While it is certainly possible it was the case yesterday too and I was just so freaking tired last night I could not divide two numbers, I have just made more tests and the results are mind blowing.
The times for a the same number of nodes is:
One int and a pointer the time to iterate trough is 0.101
One int and a string: 0.196
One int and 2 strings: 0.274
One int and 3 strings: 0.147 (!!!)
For two ints it is: 0.107
Look what happens when there is more than two strings in the structure! It gets faster! Did somebody drop LSD into my coffee? No! I do not drink coffee.
It is way too fckd up for my brain at the mo' so I think I will just figure it out on my own instead of draining public resources here at SO.
(Ad: I do not think my profiling class is buggy, and anyway I can see the time difference with my own eyes).
Anyhow, thanks for the help.
Cheers.
I must be related to memory access. You speak of a million linked elements. With just an int and a pointer in the node, it takes 8 bytes (assuming 32 bits pointers). This takes up 8 MB memory, which is around the size of cache memory sizes.
When you add other members, you increase the overall size of your data. It does not fit anymore entirely in the cache memory. You revert to plain memory accesses that are much slower.
This may also be caused because during the iteration you may create a copy of your structures. That is:
node* pHead;
// ...
for (node* p = pHead; p; p = p->nxt)
{
node myNode = *p; // here you create a copy!
// ...
}
Copying a simple structure very fast. But the member you've added is a string, which is a complex object. Copying it is a relatively complex operation, with heap access.
Most likely, the issue is that your larger struct no longer fits inside a single cache line.
As I recall, mainstream CPUs typically use a cache line of 32 bytes. This means that data is read into the cache in chunks of 32 bytes at a time, and if you move past these 32 bytes, a second memory fetch is required.
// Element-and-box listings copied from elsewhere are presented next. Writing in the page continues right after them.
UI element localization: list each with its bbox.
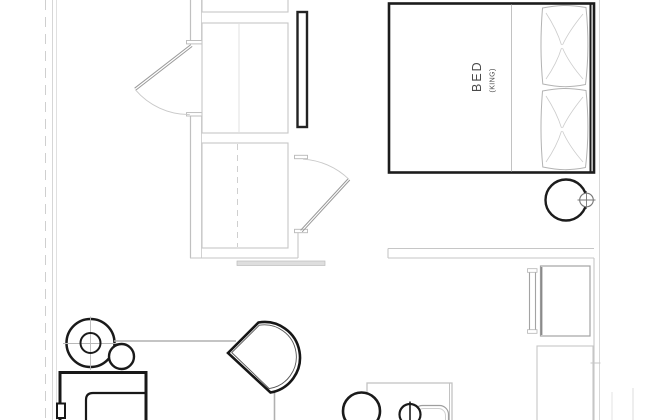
closet-door-leaf (301, 179, 350, 232)
armchair (57, 373, 146, 420)
table-lamp-icon (400, 402, 421, 420)
wardrobe-closet-upper (202, 23, 288, 133)
king-bed: BED (KING) (389, 4, 594, 173)
floor-plan-svg: BED (KING) (0, 0, 650, 420)
lounge-chair (228, 322, 300, 393)
entry-door (135, 45, 193, 115)
cabinet-door-cap-top (528, 269, 538, 273)
bed-label: BED (470, 60, 484, 92)
entry-wall (187, 0, 203, 258)
stool (109, 344, 134, 369)
closet-door (295, 155, 350, 232)
floor-plan: BED (KING) (0, 0, 650, 420)
closet-top-shelf (202, 0, 288, 12)
lounge-chair-outline (228, 322, 300, 393)
cabinet-door-cap-bottom (528, 330, 538, 334)
entry-door-leaf (135, 45, 193, 90)
cabinet-door-panel (530, 272, 536, 331)
bed-size-label: (KING) (490, 68, 497, 92)
pillow-2 (541, 88, 588, 169)
coffee-table-group (343, 383, 452, 420)
wardrobe-closet (202, 0, 288, 248)
door-threshold (237, 261, 325, 266)
bathroom-enclosure (537, 346, 593, 420)
closet-door-swing-arc (303, 159, 349, 179)
bedroom-partition-wall (388, 249, 594, 259)
wardrobe-closet-lower (202, 143, 288, 248)
armchair-notch (57, 404, 65, 419)
cabinet-body (541, 266, 591, 336)
pillow-1 (541, 5, 588, 86)
door-jamb-top (187, 41, 203, 44)
armchair-frame (60, 373, 146, 420)
minibar-cabinet (528, 266, 591, 336)
closet-door-jamb-top (295, 155, 308, 158)
stool-2 (343, 393, 380, 420)
full-length-mirror (298, 12, 308, 127)
entry-door-swing-arc (135, 90, 190, 115)
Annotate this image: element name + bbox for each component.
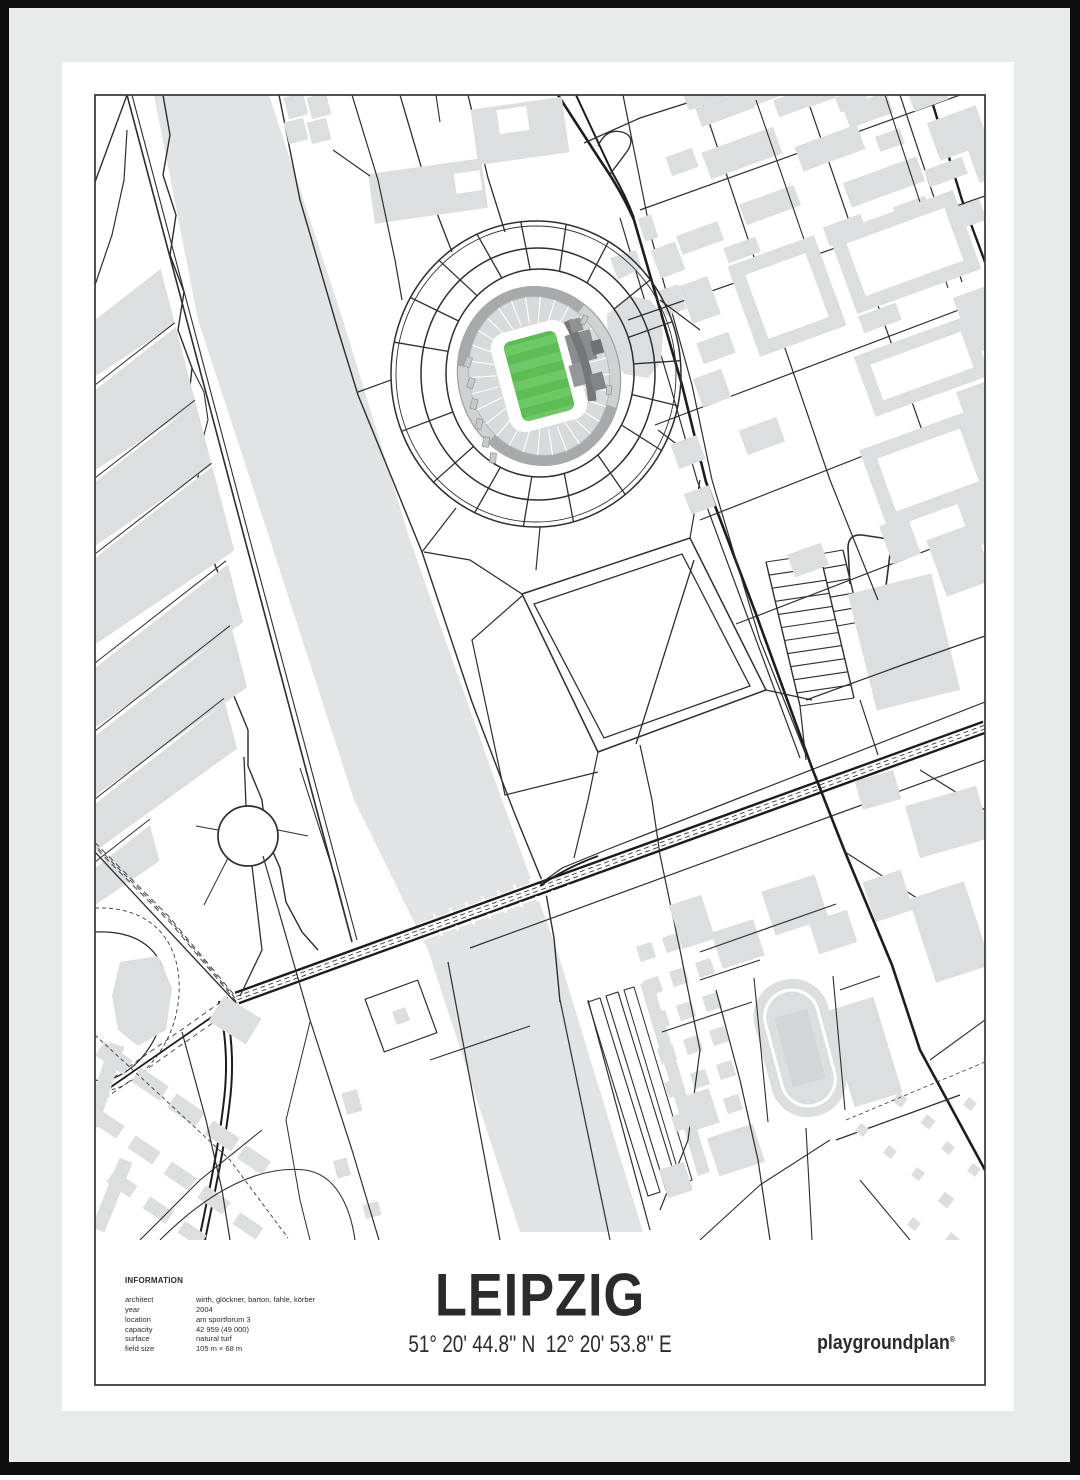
svg-text:INFORMATION: INFORMATION [125,1276,183,1285]
svg-text:field size: field size [125,1344,154,1353]
svg-text:location: location [125,1315,151,1324]
svg-text:51° 20' 44.8'' N 12° 20' 53.8: 51° 20' 44.8'' N 12° 20' 53.8'' E [408,1330,671,1358]
svg-text:surface: surface [125,1334,150,1343]
svg-text:wirth, glöckner, barton, fahle: wirth, glöckner, barton, fahle, körber [195,1295,316,1304]
svg-text:natural turf: natural turf [196,1334,233,1343]
svg-text:year: year [125,1305,140,1314]
svg-text:architect: architect [125,1295,154,1304]
svg-text:2004: 2004 [196,1305,213,1314]
svg-text:42 959 (49 000): 42 959 (49 000) [196,1325,249,1334]
svg-text:am sportforum 3: am sportforum 3 [196,1315,251,1324]
svg-text:105 m × 68 m: 105 m × 68 m [196,1344,242,1353]
svg-text:capacity: capacity [125,1325,153,1334]
svg-text:LEIPZIG: LEIPZIG [435,1261,645,1328]
svg-text:playgroundplan®: playgroundplan® [817,1332,955,1354]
Looking at your struct, it starts with an int, accounting for 4 bytes (usually), and then std::string (I assume, even though the namespace isn't specified), which in my standard library implementation (from VS2010) takes up 28 bytes, which gives us 32 bytes total. Which means that the initial int and the the next pointer will be placed in different cache lines, using twice as much cache space, and requiring twice as many memory accesses if both members are accessed during iteration.
If only the pointer is accessed, this shouldn't make a difference, though, as only the second cache line then has to be retrieved from memory.
If you always access the int and the pointer, and the string is required less often, reordering the members may help:
struct node_complex
{
int a;
node_complex *nxt;
string b;
};
In this case, the next pointer and the int are located next to each others, on the same cache line, so they can be read without requiring additional memory reads. But then you incur the additional cost once you need to read the string.
Of course, it's also possible that your benchmarking code includes creation of the nodes, or (intentional or otherwise) copies being created of the nodes, which would obviously also affect performance.
I'm not a spacialist at all, but the "cache miss" problem rings in my head while reading your problem.
When you had a member, as it makes the size of the structure get bigger, it also might cache misses when going throught the linked list (that is naturally cache-unfriendly if you don't have nodes allocated in one bloc and not far from each other in memory).
I can't find another explaination.
However, we don't have the creation and the loop provided so it's still hard to guess if you're not just having code that don't perform the list exploration in an efficient way.
Perhaps a solution would be a linked list of pointers to your object. It may make things more complicated (unless you use smart pointers, ect.) but it may increase search time.